Fräulein Aennchen took the ring off the carrot, and it was strange how the latter suddenly slipped through her fingers and disappeared in the ground. But neither she nor the maid paid much heed to this circumstance, being lost in admiration of the beautiful ring, which the young lady immediately put on the little finger of the right hand without more ado. As she did so, she felt a stinging pain all up her finger, from the root of it to the point; but this pain went away again as quickly as it had come.

Of course she told her father, at mid-day, all about this strange adventure at the carrot-bed, and showed him the beautiful ring which had been sticking upon the carrot. She was going to take it off that he might examine it the better, but felt the same stinging kind of pain as when she put it on. And this pain lasted all the time she was trying to get it off, so that she had to give up trying. Herr Dapsul scanned the ring upon her finger with the most careful attention. He made her stretch her finger out, and describe with it all sorts of circles in all directions. After which he fell into a profound meditation, and went up into his tower without uttering a syllable. Aennchen heard him giving vent to a very considerable amount of groaning and sighing as he went.

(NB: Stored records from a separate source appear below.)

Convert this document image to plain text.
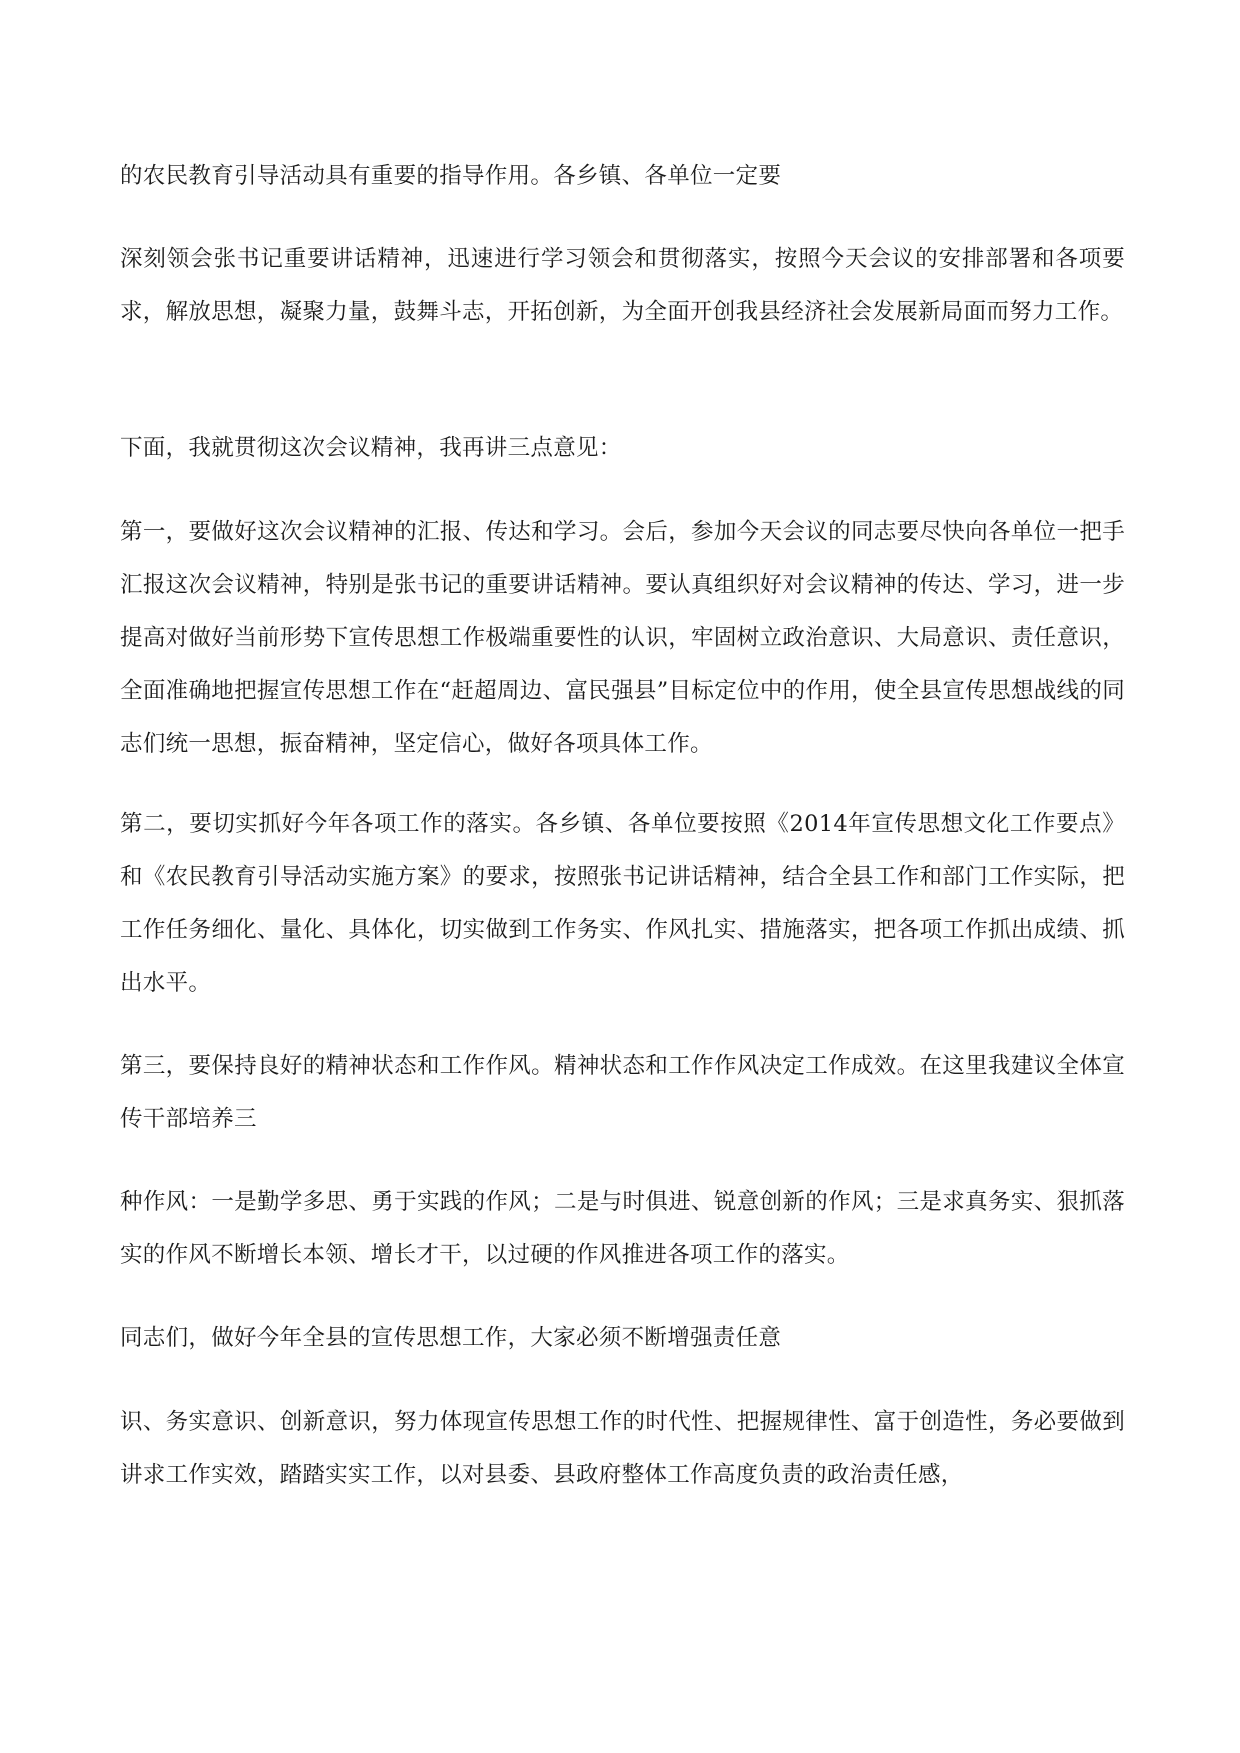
的农民教育引导活动具有重要的指导作用。各乡镇、各单位一定要

深刻领会张书记重要讲话精神，迅速进行学习领会和贯彻落实，按照今天会议的安排部署和各项要求，解放思想，凝聚力量，鼓舞斗志，开拓创新，为全面开创我县经济社会发展新局面而努力工作。

下面，我就贯彻这次会议精神，我再讲三点意见：

第一，要做好这次会议精神的汇报、传达和学习。会后，参加今天会议的同志要尽快向各单位一把手汇报这次会议精神，特别是张书记的重要讲话精神。要认真组织好对会议精神的传达、学习，进一步提高对做好当前形势下宣传思想工作极端重要性的认识，牢固树立政治意识、大局意识、责任意识，全面准确地把握宣传思想工作在“赶超周边、富民强县”目标定位中的作用，使全县宣传思想战线的同志们统一思想，振奋精神，坚定信心，做好各项具体工作。

第二，要切实抓好今年各项工作的落实。各乡镇、各单位要按照《2014年宣传思想文化工作要点》和《农民教育引导活动实施方案》的要求，按照张书记讲话精神，结合全县工作和部门工作实际，把工作任务细化、量化、具体化，切实做到工作务实、作风扎实、措施落实，把各项工作抓出成绩、抓出水平。

第三，要保持良好的精神状态和工作作风。精神状态和工作作风决定工作成效。在这里我建议全体宣传干部培养三

种作风：一是勤学多思、勇于实践的作风；二是与时俱进、锐意创新的作风；三是求真务实、狠抓落实的作风不断增长本领、增长才干，以过硬的作风推进各项工作的落实。

同志们，做好今年全县的宣传思想工作，大家必须不断增强责任意

识、务实意识、创新意识，努力体现宣传思想工作的时代性、把握规律性、富于创造性，务必要做到讲求工作实效，踏踏实实工作，以对县委、县政府整体工作高度负责的政治责任感，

Next morning, when she was chasing the big cock about the yard (he was bent on all manner of mischief, and was skirmishing particularly with the pigeons), Herr Dapsul began lamenting so fearfully down from the tower through the speaking trumpet that she cried up to him through her closed hand, "Oh papa dear, what are you making such a terrible howling for? The fowls are all going out of their wits."